Common Issues & Fixes

Coverage not updating?

Check 1: Are you running the right test file?

pytest tests/test_validation.py -v  # Should run the tests you added

Check 2: Is the code path being executed?

pytest tests/test_validation.py --cov=tokenpak.validation --cov-report=term-missing
# Check "Missing" lines — add tests for those

Check 3: Is coverage being measured correctly?

# Regenerate coverage DB
rm -rf .coverage htmlcov/
pytest tests/ --cov=tokenpak --cov-report=html

Test is flaky (fails randomly)?

  1. Look for: Time-dependent code, random data, external API calls
  2. Fix with: Mocks, fixtures, freezegun for time, @pytest.mark.flaky
  3. Never: Use @pytest.mark.skip to hide flakiness

Test runs too slowly?

  1. Mark as @pytest.mark.slow
  2. Run fast tests with: pytest -m "not slow"
  3. Run slow tests separately in CI or nightly

Best Practices

Do: - Write tests before implementing features (TDD) - Use descriptive test names (test_cache_hit_returns_fresh_value) - Mock external API calls - Test edge cases (empty inputs, null values, exceptions) - Use fixtures for reusable setup - Keep tests focused (one behavior per test)

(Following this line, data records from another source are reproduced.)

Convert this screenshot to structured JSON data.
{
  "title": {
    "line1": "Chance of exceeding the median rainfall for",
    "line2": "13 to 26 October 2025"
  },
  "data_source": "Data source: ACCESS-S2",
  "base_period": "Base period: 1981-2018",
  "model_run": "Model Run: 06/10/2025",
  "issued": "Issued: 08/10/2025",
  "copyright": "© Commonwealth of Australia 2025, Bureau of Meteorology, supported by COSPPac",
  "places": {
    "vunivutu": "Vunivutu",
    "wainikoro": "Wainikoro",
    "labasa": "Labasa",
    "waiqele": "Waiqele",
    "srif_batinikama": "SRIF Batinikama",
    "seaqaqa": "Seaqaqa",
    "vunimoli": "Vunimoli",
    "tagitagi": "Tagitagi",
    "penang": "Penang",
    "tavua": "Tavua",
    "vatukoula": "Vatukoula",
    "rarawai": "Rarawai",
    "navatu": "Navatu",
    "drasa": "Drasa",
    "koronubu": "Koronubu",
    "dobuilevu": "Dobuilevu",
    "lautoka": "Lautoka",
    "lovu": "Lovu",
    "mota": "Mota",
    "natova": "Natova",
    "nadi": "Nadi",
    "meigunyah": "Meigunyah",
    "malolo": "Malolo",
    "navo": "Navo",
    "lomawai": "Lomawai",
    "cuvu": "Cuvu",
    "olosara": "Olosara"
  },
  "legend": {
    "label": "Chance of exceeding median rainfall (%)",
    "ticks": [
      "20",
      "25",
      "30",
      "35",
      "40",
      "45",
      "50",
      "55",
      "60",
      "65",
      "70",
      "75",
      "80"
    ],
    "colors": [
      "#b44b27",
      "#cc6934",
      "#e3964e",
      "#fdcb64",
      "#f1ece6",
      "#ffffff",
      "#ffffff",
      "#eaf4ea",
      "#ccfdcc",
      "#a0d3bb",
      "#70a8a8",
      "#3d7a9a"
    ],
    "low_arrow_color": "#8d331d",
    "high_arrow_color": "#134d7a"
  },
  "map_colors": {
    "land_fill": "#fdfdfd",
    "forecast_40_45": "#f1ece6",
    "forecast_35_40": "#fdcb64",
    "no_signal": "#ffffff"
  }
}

Don't: - Test implementation details (test behavior, not code) - Skip flaky tests (fix them instead) - Disable coverage for convenience - Write overly complex tests (refactor into smaller pieces) - Ignore test failures (fix the bug or mark as xfail)

Further Reading


Troubleshooting Test Collection

Slow or hanging collection

If pytest --collect-only is unusually slow or appears to hang, the most common cause is a fixture or module-level import that does expensive work at import time (network calls, large model loads, or reading a missing file path).

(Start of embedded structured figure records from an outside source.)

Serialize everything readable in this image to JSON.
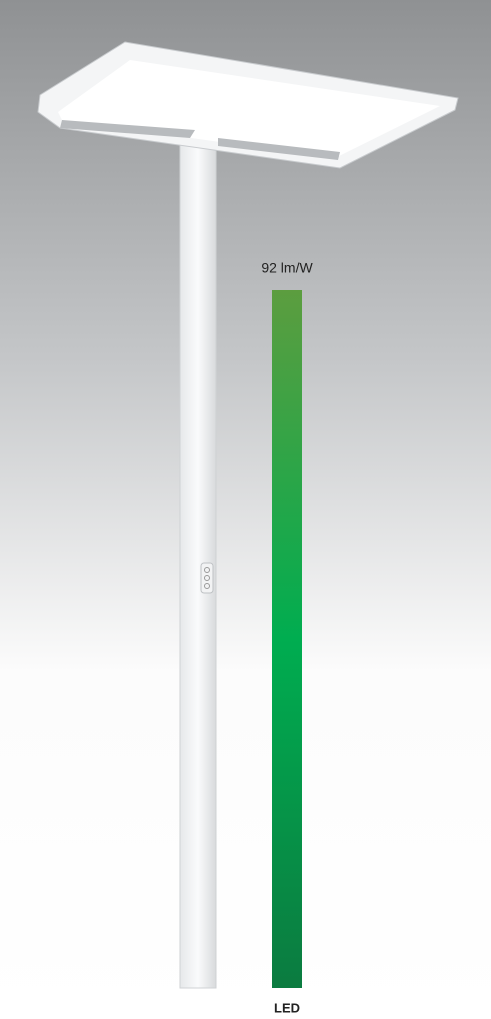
{
  "chart_data": {
    "type": "bar",
    "categories": [
      "LED"
    ],
    "values": [
      92
    ],
    "value_labels": [
      "92 lm/W"
    ],
    "color": [
      "#5c9d3f",
      "#00ad50",
      "#0b7b40"
    ],
    "ylim": [
      0,
      92
    ]
  }
}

  • Run pytest --collect-only --trace-config to identify slow plugin/fixture loads.
  • Prefer package imports (from tokenpak.core import ...) over loading a module from a hardcoded filesystem path — path-based loading breaks when the working directory or layout changes.
  • If a test references a file that may be absent, guard it with pytest.importorskip or a fixture that skips cleanly rather than failing at collection time.